Selanjutnya atau yang keempat adalah Learning takes place on may levels simultaniously. Pembelajaran berlangsung simultan pada berbagai tingkatan Pembelajaran bukanlah persoalan menyerap satu hal kecil pada suatu ketika secara linear, akan tetapi menyerap berbagai hal sekaligus. Oleh karena itu pembelajaran yang baik mendorong siswa untuk menyerap berbagai hal itu secara simultan (kesadaran dan parakesadaran, mental dan fisik). Otak akan lebih terangsang untuk bekerja optimal jika menerima stimulus tidak hanya satu level.
Pembelajaran sebagaimana diuraikan di atas adalah pendekatan baru yang perlu untuk ditelisisk dan mungkin lebih cocok dengan dinamika masa depan. Setelah mencermati kecenderungan masa depan yang semakin rumit dan kompleks, Dryden dan Vos (2001) dalam bukunya The Learning Revolution (Revolusi Cara Belajar) sampai pada kesimpulan, ‘pendidikan adalah kunci utama untuk membuka masa depan alternatif’. Sudah barang tentu bukan sembarang pendidikan, akan tetapi pendidikan yang mampu ‘menyiapkan siswa untuk menghadapi dunia nyata’.
Di sekolah siswa perlu disadarkan tentang harapan yang mereka pikul, tantangan yang mereka hadapi, dan kemampuan yang perlu mereka kuasai. Sekolah yang baik, di mata Dryden dan Vos, adalah sebuah sekolah tanpa kegagalan. Semua murid teridentifikasi bakat, keterampilan, dan kecerdasannya sehingga memungkinkan mereka menjadi apa saja yang mereka inginkan.
Di masa depan, proses belajar akan semakin mandiri: diarahkan sendiri dan dipenuhi sendiri. Ini berarti siswa perlu diberi cukup ruang untuk mengeksplorasi, bereksperimen dan mengajari dirinya sendiri. Model pendidikan tradisional yang ‘serius’ dan over regulasi perlu diganti dengan belajar ‘mandiri’, berdasarkan prinsip-prinsip ilmu kognitif modern-termasuk penemuan, pemaknaan, keterlibatan penuh, dan pengujian. Dengan model ini kecintaan belajar secara alami akan tumbuh dalam diri setiap orang. Semangat autodidak dapat berkembang subur.

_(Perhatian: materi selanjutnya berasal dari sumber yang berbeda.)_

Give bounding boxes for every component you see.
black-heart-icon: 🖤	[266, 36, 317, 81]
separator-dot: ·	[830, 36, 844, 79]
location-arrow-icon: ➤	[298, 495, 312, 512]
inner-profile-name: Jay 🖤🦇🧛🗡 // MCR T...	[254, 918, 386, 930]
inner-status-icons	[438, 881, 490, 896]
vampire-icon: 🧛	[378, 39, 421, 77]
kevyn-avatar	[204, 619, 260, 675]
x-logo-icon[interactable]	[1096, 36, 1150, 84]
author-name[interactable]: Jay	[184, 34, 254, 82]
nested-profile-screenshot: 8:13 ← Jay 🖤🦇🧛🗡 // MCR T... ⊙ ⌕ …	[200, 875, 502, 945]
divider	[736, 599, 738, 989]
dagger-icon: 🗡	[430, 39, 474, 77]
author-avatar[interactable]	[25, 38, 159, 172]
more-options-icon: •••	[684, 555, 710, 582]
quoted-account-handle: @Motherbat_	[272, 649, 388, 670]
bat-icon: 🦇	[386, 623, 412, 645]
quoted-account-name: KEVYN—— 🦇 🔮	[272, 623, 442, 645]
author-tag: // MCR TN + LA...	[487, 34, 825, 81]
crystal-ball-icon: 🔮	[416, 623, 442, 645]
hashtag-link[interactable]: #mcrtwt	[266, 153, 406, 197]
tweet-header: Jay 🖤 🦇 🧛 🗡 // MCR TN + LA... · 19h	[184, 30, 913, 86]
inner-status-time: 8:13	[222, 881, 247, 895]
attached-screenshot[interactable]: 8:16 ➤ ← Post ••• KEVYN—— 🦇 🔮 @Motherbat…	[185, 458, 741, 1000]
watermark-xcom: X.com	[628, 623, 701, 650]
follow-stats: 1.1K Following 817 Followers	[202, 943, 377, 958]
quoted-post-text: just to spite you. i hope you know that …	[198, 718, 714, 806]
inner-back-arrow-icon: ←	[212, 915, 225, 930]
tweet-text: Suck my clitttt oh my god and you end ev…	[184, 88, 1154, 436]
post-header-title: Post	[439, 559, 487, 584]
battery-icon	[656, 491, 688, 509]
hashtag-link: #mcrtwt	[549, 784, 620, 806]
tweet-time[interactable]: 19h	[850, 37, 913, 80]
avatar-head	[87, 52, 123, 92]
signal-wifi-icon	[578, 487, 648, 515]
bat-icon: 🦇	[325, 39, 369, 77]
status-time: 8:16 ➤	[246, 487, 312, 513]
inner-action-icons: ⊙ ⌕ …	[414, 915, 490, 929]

Kedepan sekiranya semua elemen pendidikan seperti penentu kebijakan dalam hal ini pemerintah hingga elemen yang pelaksana pendidikan seperti guru dapat mempertimbangkan pendekatan-pendekatan pembelajaran tersebut agar kitranya dapat digunakan dan dipatenkan dalam institusi pendidikan agar supaya pendidikan negeri kita di masa mendatang mampu menjawab tantangan global.